Tips and Suggestions

The two-hour, study-group time can be structured in a number of ways. A highly successful structure we have used involves:

  • 15 minutes for sharing using the MYST routine. Teachers can come to groups having completed a MYST reflection and then share with a partner one aspect of MYST-either Me, You, Space, or Time—that was particularly salient for them in the past week. Participants can find a partner as soon as they arrive to start the sharing. This ensures that the group does not have to wait for everyone arrives until getting started.

  • 1 hour for the LAST protocol. In advance of each meeting, the VT facilitator/coordinator should identify individuals for each role in the protocol: a facilitator, a presenting teacher, and a documentor. These roles should change each week so that everyone has a chance to assume each role. 
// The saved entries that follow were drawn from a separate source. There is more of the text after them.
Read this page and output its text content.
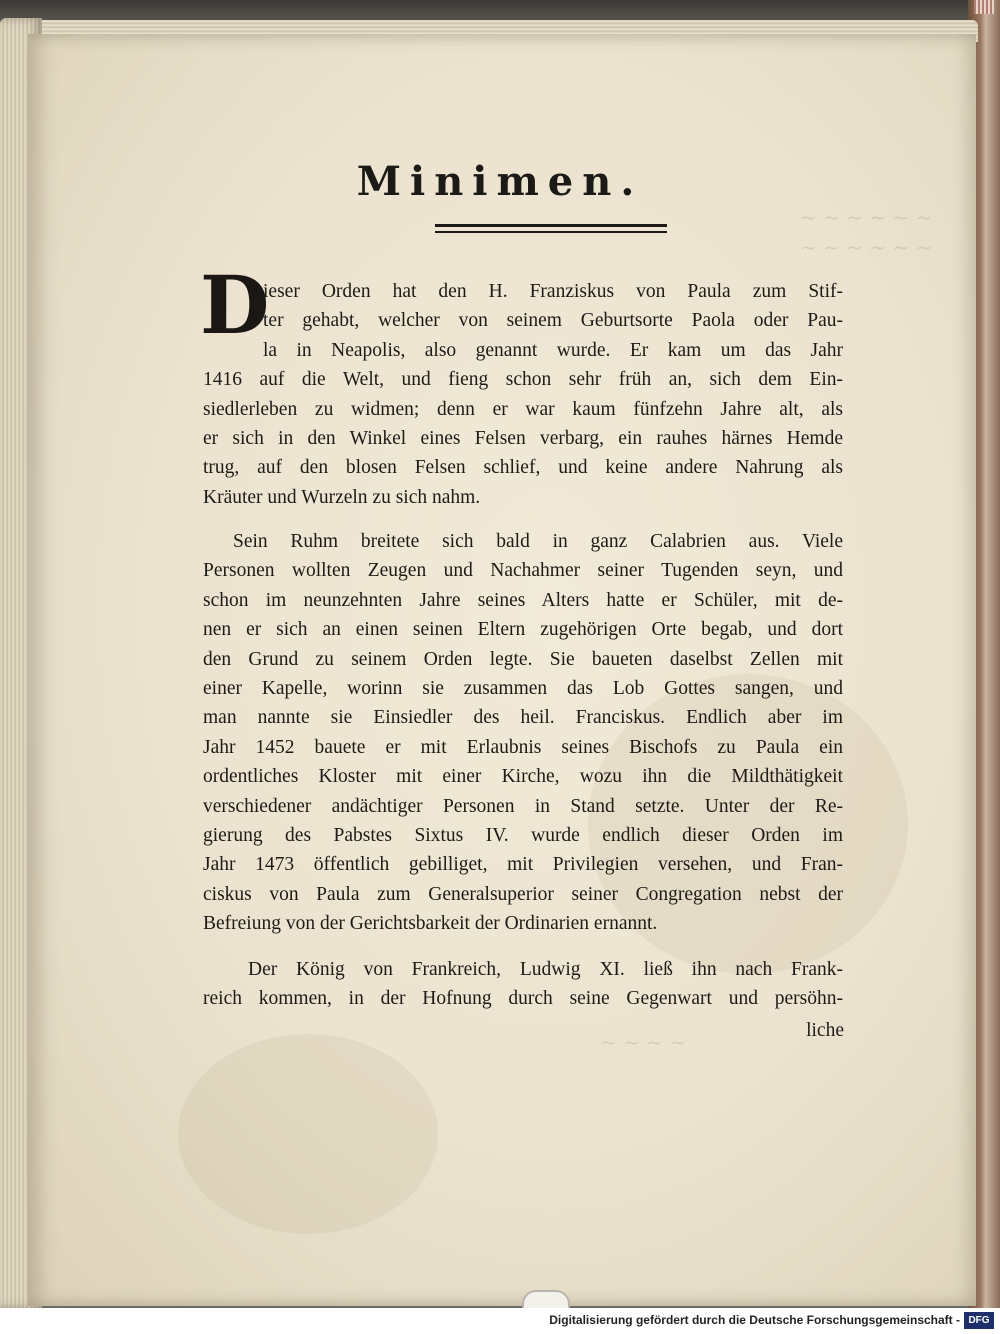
~ ~ ~ ~ ~ ~
~ ~ ~ ~ ~ ~
~ ~ ~ ~
Minimen.
D
ieser Orden hat den H. Franziskus von Paula zum Stif-
ter gehabt, welcher von seinem Geburtsorte Paola oder Pau-
la in Neapolis, also genannt wurde. Er kam um das Jahr
1416 auf die Welt, und fieng schon sehr früh an, sich dem Ein-
siedlerleben zu widmen; denn er war kaum fünfzehn Jahre alt, als
er sich in den Winkel eines Felsen verbarg, ein rauhes härnes Hemde
trug, auf den blosen Felsen schlief, und keine andere Nahrung als
Kräuter und Wurzeln zu sich nahm.
Sein Ruhm breitete sich bald in ganz Calabrien aus. Viele
Personen wollten Zeugen und Nachahmer seiner Tugenden seyn, und
schon im neunzehnten Jahre seines Alters hatte er Schüler, mit de-
nen er sich an einen seinen Eltern zugehörigen Orte begab, und dort
den Grund zu seinem Orden legte. Sie baueten daselbst Zellen mit
einer Kapelle, worinn sie zusammen das Lob Gottes sangen, und
man nannte sie Einsiedler des heil. Franciskus. Endlich aber im
Jahr 1452 bauete er mit Erlaubnis seines Bischofs zu Paula ein
ordentliches Kloster mit einer Kirche, wozu ihn die Mildthätigkeit
verschiedener andächtiger Personen in Stand setzte. Unter der Re-
gierung des Pabstes Sixtus IV. wurde endlich dieser Orden im
Jahr 1473 öffentlich gebilliget, mit Privilegien versehen, und Fran-
ciskus von Paula zum Generalsuperior seiner Congregation nebst der
Befreiung von der Gerichtsbarkeit der Ordinarien ernannt.
Der König von Frankreich, Ludwig XI. ließ ihn nach Frank-
reich kommen, in der Hofnung durch seine Gegenwart und persöhn-
liche
Digitalisierung gefördert durch die Deutsche Forschungsgemeinschaft - DFG
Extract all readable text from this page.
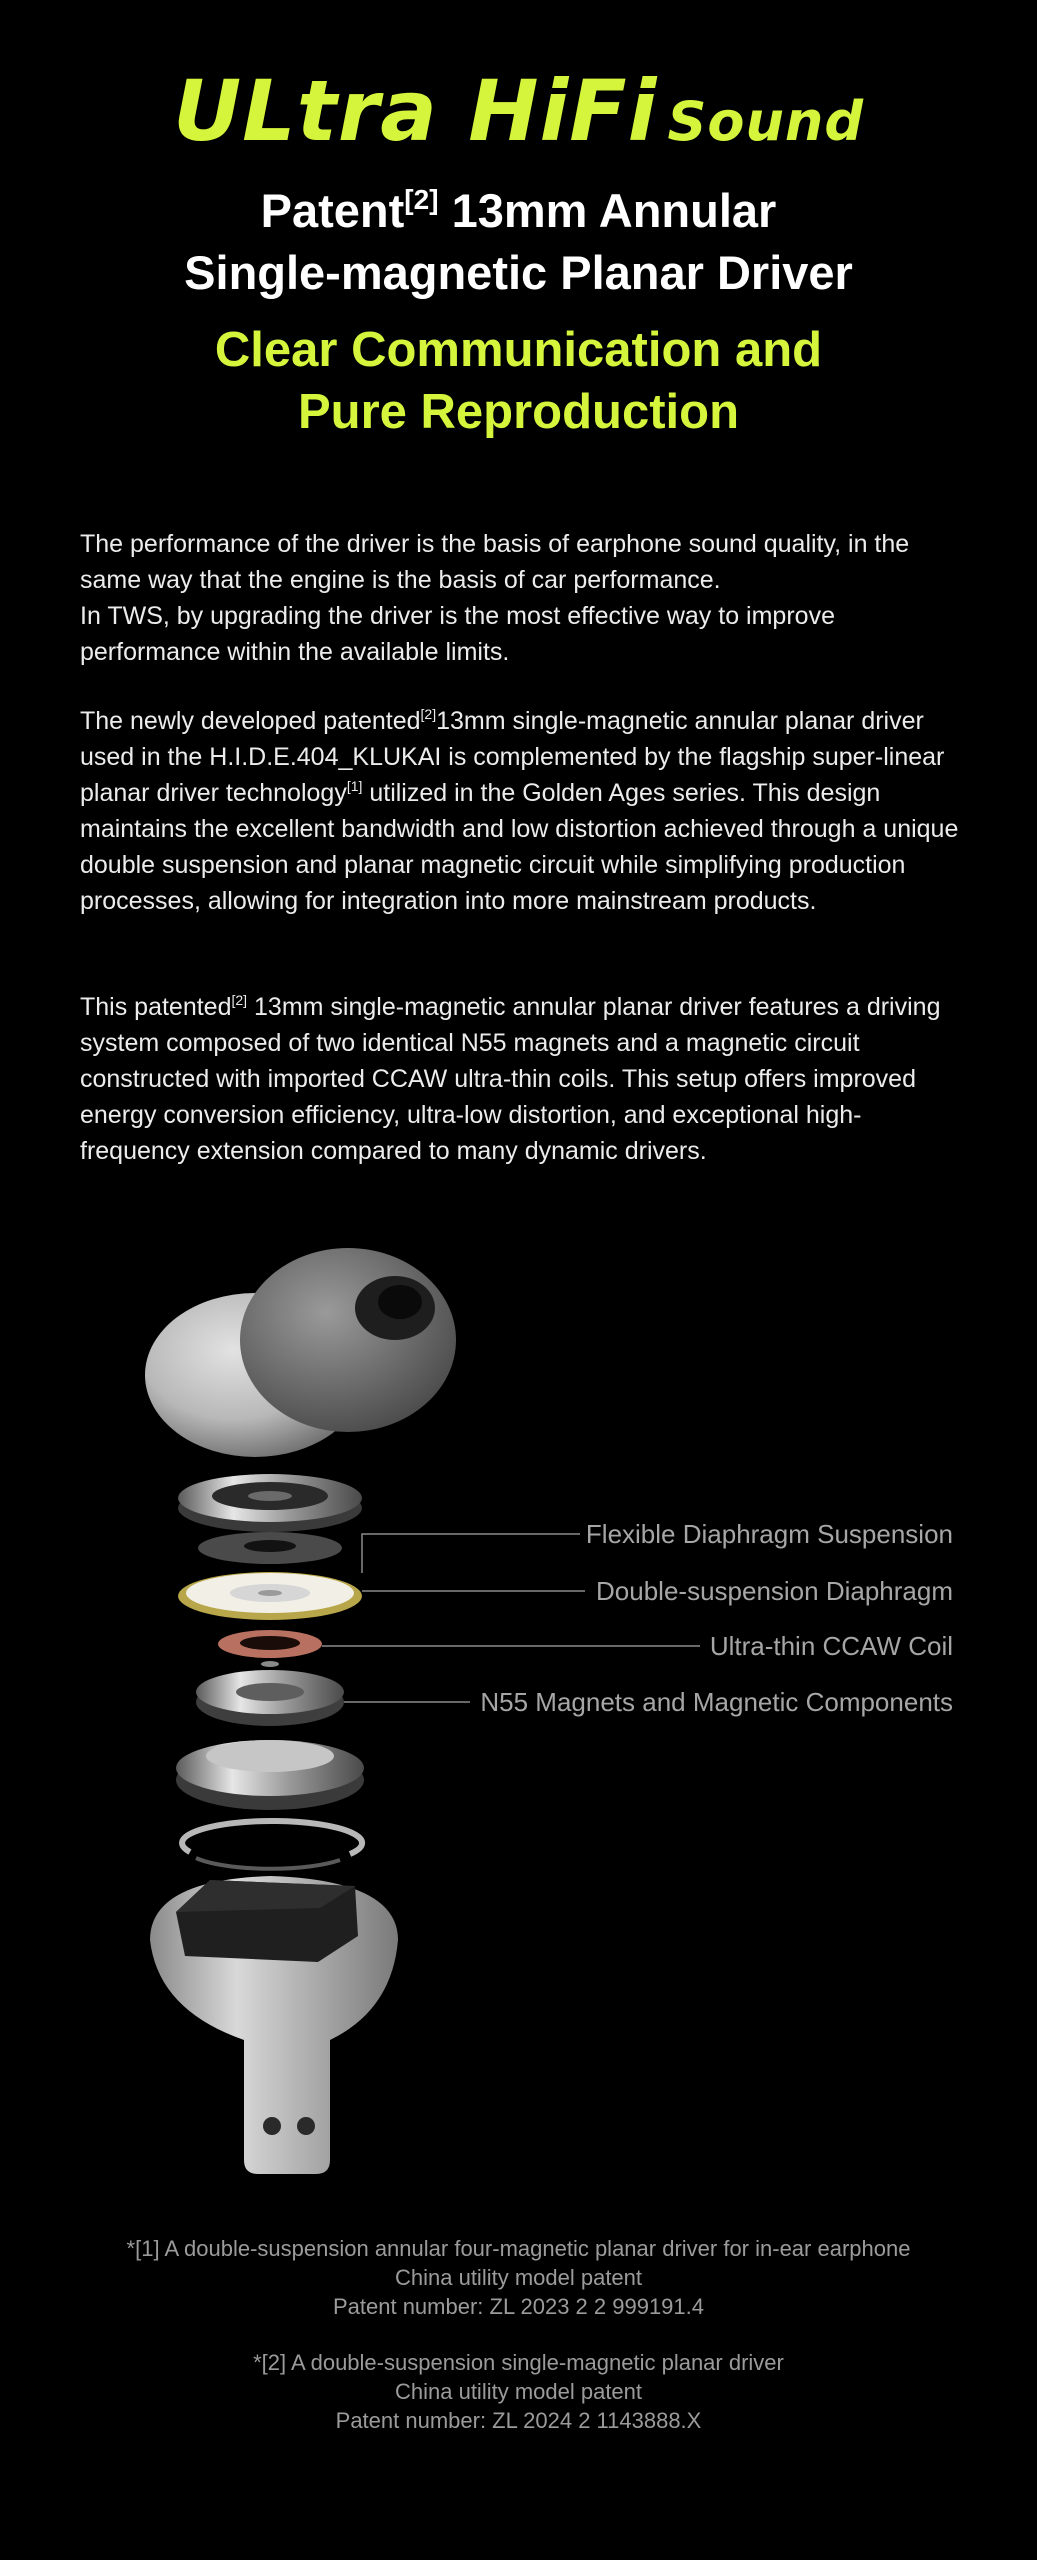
ULtra HiFi Sound
Patent[2] 13mm Annular
Single-magnetic Planar Driver
Clear Communication and
Pure Reproduction

The performance of the driver is the basis of earphone sound quality, in the same way that the engine is the basis of car performance.

In TWS, by upgrading the driver is the most effective way to improve performance within the available limits.

The newly developed patented[2]13mm single-magnetic annular planar driver used in the H.I.D.E.404_KLUKAI is complemented by the flagship super-linear planar driver technology[1] utilized in the Golden Ages series. This design maintains the excellent bandwidth and low distortion achieved through a unique double suspension and planar magnetic circuit while simplifying production processes, allowing for integration into more mainstream products.

This patented[2] 13mm single-magnetic annular planar driver features a driving system composed of two identical N55 magnets and a magnetic circuit constructed with imported CCAW ultra-thin coils. This setup offers improved energy conversion efficiency, ultra-low distortion, and exceptional high-frequency extension compared to many dynamic drivers.

Flexible Diaphragm Suspension
Double-suspension Diaphragm
Ultra-thin CCAW Coil
N55 Magnets and Magnetic Components
*[1] A double-suspension annular four-magnetic planar driver for in-ear earphone
China utility model patent
Patent number: ZL 2023 2 2 999191.4
*[2] A double-suspension single-magnetic planar driver
China utility model patent
Patent number: ZL 2024 2 1143888.X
  • 45 minutes to share and discuss current use of routines. This can be done either within the whole group or pairs. Participants should be encouraged to share struggles, questions, and puzzles about routines as well as their successes.

An alternative plan for new study groups starting on their own might involve practicing and discussing a new routine each week. This could be done using the video examples, the facilitator leading the group through a routine, or having a group member prepare a routine they are thinking about using in their class. The group should focus on ways of adapting and using the routine with different content and ages of students.

In some schools, only a small group of teachers will be meeting in a study group. In these situations, it is important to keep the rest of the school informed about what is happening in those groups and to invite them into the process. This can be done by:

  • Making documentation from the LAST protocol available to everyone.  If the documentation is done a white or blackboard, it can be photographed, and the photographs shared digitally.  The documentation can also be typed up and shared, either electronically or by posting the documentation in a location where others have access to it, such as a staff room.

  • Making the schedule of study groups public and inviting others to join when they have the opportunity.

  • Posting student work and thinking routine documentation in public locations where everyone can see it.

  • Inviting teachers to visit classrooms to observe and give feedback.